Compete ao juízo da falência decidir sobre garantias dadas pela falida a empresa em recuperação

“Cuidando-se de bens do falido, que apenas garantem o cumprimento de obrigação em favor da empresa em recuperação, compete ao juízo do processo falimentar decidir o que entender de direito a respeito deles.”

A Segunda Seção do Superior Tribunal de Justiça (STJ) manifestou esse entendimento ao julgar conflito de competência entre o juízo que processa a autofalência de suposta devedora – segundo o qual os bens dados por ela em garantia pertencem à massa falida – e o juízo onde tramita a recuperação judicial da credora – que não libera os bens por entender que caberia ao juízo arbitral, em primeiro lugar, decidir o mérito da divergência entre as empresas a respeito de eventual descumprimento do contrato.

Os bens que estão no centro da controvérsia foram dados por uma empresa de serviços como garantia da execução de contrato firmado com uma empresa de energia renovável para construção e manutenção de parques eólicos.

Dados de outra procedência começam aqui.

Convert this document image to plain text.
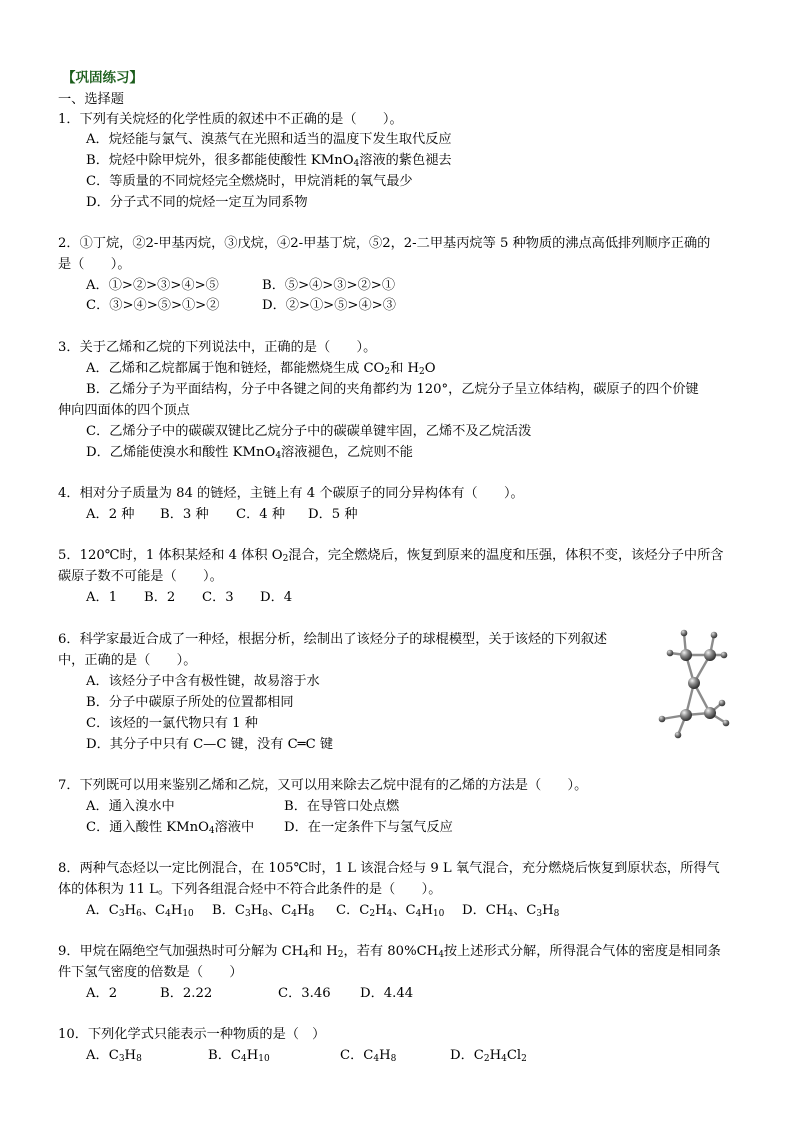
【巩固练习】
一、选择题
1．下列有关烷烃的化学性质的叙述中不正确的是（　　）。
A．烷烃能与氯气、溴蒸气在光照和适当的温度下发生取代反应
B．烷烃中除甲烷外，很多都能使酸性 KMnO$_4$溶液的紫色褪去
C．等质量的不同烷烃完全燃烧时，甲烷消耗的氧气最少
D．分子式不同的烷烃一定互为同系物
2．①丁烷，②2-甲基丙烷，③戊烷，④2-甲基丁烷，⑤2，2-二甲基丙烷等 5 种物质的沸点高低排列顺序正确的
是（　　）。
A．①>②>③>④>⑤	B．⑤>④>③>②>①
C．③>④>⑤>①>②	D．②>①>⑤>④>③
3．关于乙烯和乙烷的下列说法中，正确的是（　　）。
A．乙烯和乙烷都属于饱和链烃，都能燃烧生成 $CO_2$和 $H_2O$
B．乙烯分子为平面结构，分子中各键之间的夹角都约为 120°，乙烷分子呈立体结构，碳原子的四个价键
伸向四面体的四个顶点
C．乙烯分子中的碳碳双键比乙烷分子中的碳碳单键牢固，乙烯不及乙烷活泼
D．乙烯能使溴水和酸性 KMnO$_4$溶液褪色，乙烷则不能
4．相对分子质量为 84 的链烃，主链上有 4 个碳原子的同分异构体有（　　）。
A．2 种 B．3 种 C．4 种 D．5 种
5．120℃时，1 体积某烃和 4 体积 $O_2$混合，完全燃烧后，恢复到原来的温度和压强，体积不变，该烃分子中所含
碳原子数不可能是（　　）。
A．1 B．2 C．3 D．4
6．科学家最近合成了一种烃，根据分析，绘制出了该烃分子的球棍模型，关于该烃的下列叙述
中，正确的是（　　）。
A．该烃分子中含有极性键，故易溶于水
B．分子中碳原子所处的位置都相同
C．该烃的一氯代物只有 1 种
D．其分子中只有 C—C 键，没有 C═C 键
7．下列既可以用来鉴别乙烯和乙烷，又可以用来除去乙烷中混有的乙烯的方法是（　　）。
A．通入溴水中	B．在导管口处点燃
C．通入酸性 KMnO$_4$溶液中 D．在一定条件下与氢气反应
8．两种气态烃以一定比例混合，在 105℃时，1 L 该混合烃与 9 L 氧气混合，充分燃烧后恢复到原状态，所得气
体的体积为 11 L。下列各组混合烃中不符合此条件的是（　　）。
A．$C_3H_6$、$C_4H_{10}$ B．$C_3H_8$、$C_4H_8$ C．$C_2H_4$、$C_4H_{10}$ D．$CH_4$、$C_3H_8$
9．甲烷在隔绝空气加强热时可分解为 $CH_4$和 $H_2$，若有 $80\%CH_4$按上述形式分解，所得混合气体的密度是相同条
件下氢气密度的倍数是（　　）
A．2	B．2.22	C．3.46 D．4.44
10．下列化学式只能表示一种物质的是（　）
A．$C_3H_8$	B．$C_4H_{10}$	C．$C_4H_8$	D．$C_2H_4Cl_2$
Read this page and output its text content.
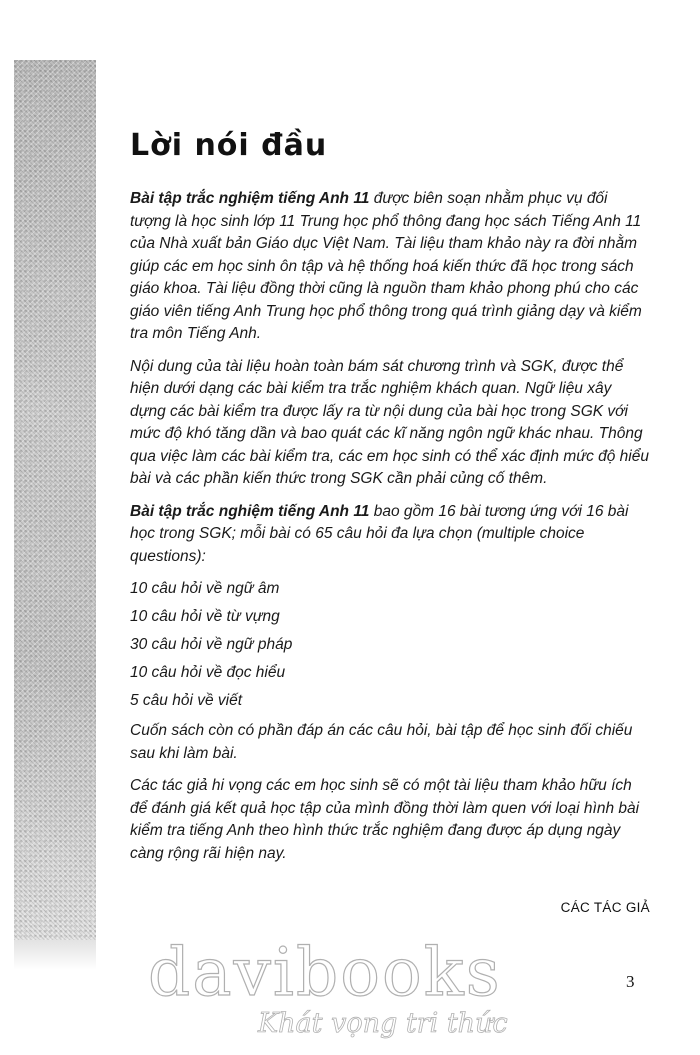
Lời nói đầu

Bài tập trắc nghiệm tiếng Anh 11 được biên soạn nhằm phục vụ đối tượng là học sinh lớp 11 Trung học phổ thông đang học sách Tiếng Anh 11 của Nhà xuất bản Giáo dục Việt Nam. Tài liệu tham khảo này ra đời nhằm giúp các em học sinh ôn tập và hệ thống hoá kiến thức đã học trong sách giáo khoa. Tài liệu đồng thời cũng là nguồn tham khảo phong phú cho các giáo viên tiếng Anh Trung học phổ thông trong quá trình giảng dạy và kiểm tra môn Tiếng Anh.

Nội dung của tài liệu hoàn toàn bám sát chương trình và SGK, được thể hiện dưới dạng các bài kiểm tra trắc nghiệm khách quan. Ngữ liệu xây dựng các bài kiểm tra được lấy ra từ nội dung của bài học trong SGK với mức độ khó tăng dần và bao quát các kĩ năng ngôn ngữ khác nhau. Thông qua việc làm các bài kiểm tra, các em học sinh có thể xác định mức độ hiểu bài và các phần kiến thức trong SGK cần phải củng cố thêm.

Bài tập trắc nghiệm tiếng Anh 11 bao gồm 16 bài tương ứng với 16 bài học trong SGK; mỗi bài có 65 câu hỏi đa lựa chọn (multiple choice questions):

10 câu hỏi về ngữ âm

10 câu hỏi về từ vựng

30 câu hỏi về ngữ pháp

10 câu hỏi về đọc hiểu

5 câu hỏi về viết

Cuốn sách còn có phần đáp án các câu hỏi, bài tập để học sinh đối chiếu sau khi làm bài.

Các tác giả hi vọng các em học sinh sẽ có một tài liệu tham khảo hữu ích để đánh giá kết quả học tập của mình đồng thời làm quen với loại hình bài kiểm tra tiếng Anh theo hình thức trắc nghiệm đang được áp dụng ngày càng rộng rãi hiện nay.

CÁC TÁC GIẢ
davibooks
Khát vọng tri thức
3
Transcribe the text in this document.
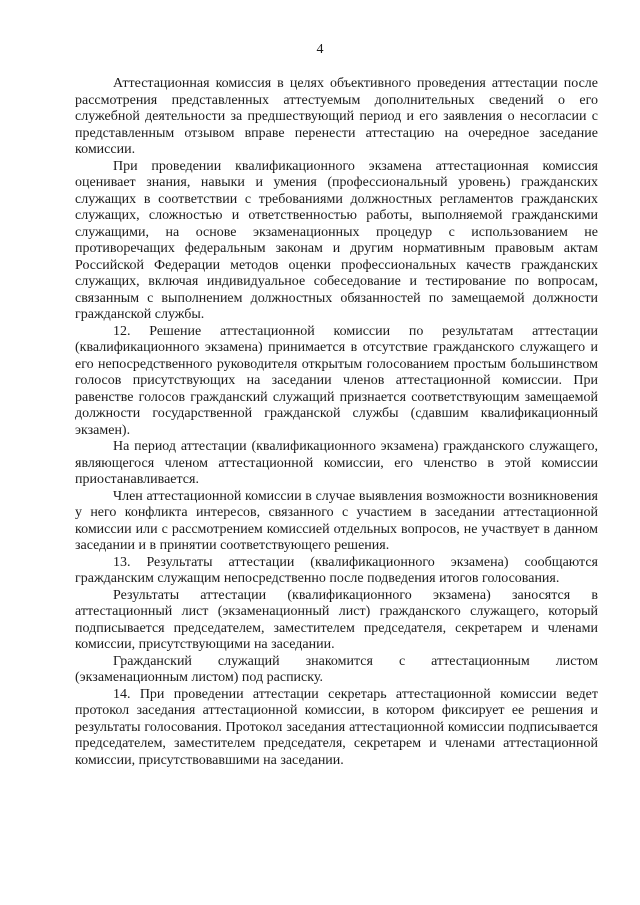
4

Аттестационная комиссия в целях объективного проведения аттестации после рассмотрения представленных аттестуемым дополнительных сведений о его служебной деятельности за предшествующий период и его заявления о несогласии с представленным отзывом вправе перенести аттестацию на очередное заседание комиссии.

При проведении квалификационного экзамена аттестационная комиссия оценивает знания, навыки и умения (профессиональный уровень) гражданских служащих в соответствии с требованиями должностных регламентов гражданских служащих, сложностью и ответственностью работы, выполняемой гражданскими служащими, на основе экзаменационных процедур с использованием не противоречащих федеральным законам и другим нормативным правовым актам Российской Федерации методов оценки профессиональных качеств гражданских служащих, включая индивидуальное собеседование и тестирование по вопросам, связанным с выполнением должностных обязанностей по замещаемой должности гражданской службы.

12. Решение аттестационной комиссии по результатам аттестации (квалификационного экзамена) принимается в отсутствие гражданского служащего и его непосредственного руководителя открытым голосованием простым большинством голосов присутствующих на заседании членов аттестационной комиссии. При равенстве голосов гражданский служащий признается соответствующим замещаемой должности государственной гражданской службы (сдавшим квалификационный экзамен).

На период аттестации (квалификационного экзамена) гражданского служащего, являющегося членом аттестационной комиссии, его членство в этой комиссии приостанавливается.

Член аттестационной комиссии в случае выявления возможности возникновения у него конфликта интересов, связанного с участием в заседании аттестационной комиссии или с рассмотрением комиссией отдельных вопросов, не участвует в данном заседании и в принятии соответствующего решения.

13. Результаты аттестации (квалификационного экзамена) сообщаются гражданским служащим непосредственно после подведения итогов голосования.

Результаты аттестации (квалификационного экзамена) заносятся в аттестационный лист (экзаменационный лист) гражданского служащего, который подписывается председателем, заместителем председателя, секретарем и членами комиссии, присутствующими на заседании.

Гражданский служащий знакомится с аттестационным листом (экзаменационным листом) под расписку.

14. При проведении аттестации секретарь аттестационной комиссии ведет протокол заседания аттестационной комиссии, в котором фиксирует ее решения и результаты голосования. Протокол заседания аттестационной комиссии подписывается председателем, заместителем председателя, секретарем и членами аттестационной комиссии, присутствовавшими на заседании.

Diante de suposto descumprimento das obrigações por parte da prestadora de serviços, o caso foi submetido a procedimento de arbitragem, no qual se chegou a um acordo que, segundo a contratante, também teria sido descumprido.

A empresa de energia renovável entrou em recuperação judicial na Justiça estadual de São Paulo, enquanto a prestadora de serviços requereu sua autofalência em juízo do Ceará.

Bens da m​​assa

O conflito de competência no STJ foi suscitado pelo juízo da recuperação, após o juízo responsável pelo processo falimentar ter entendido que o propósito da garantia teria sido cumprido, devendo os bens retornar para a massa falida. Para o juízo suscitante, a controvérsia deveria ser solucionada em procedimento arbitral, para decidir sobre o mérito do descumprimento das obrigações.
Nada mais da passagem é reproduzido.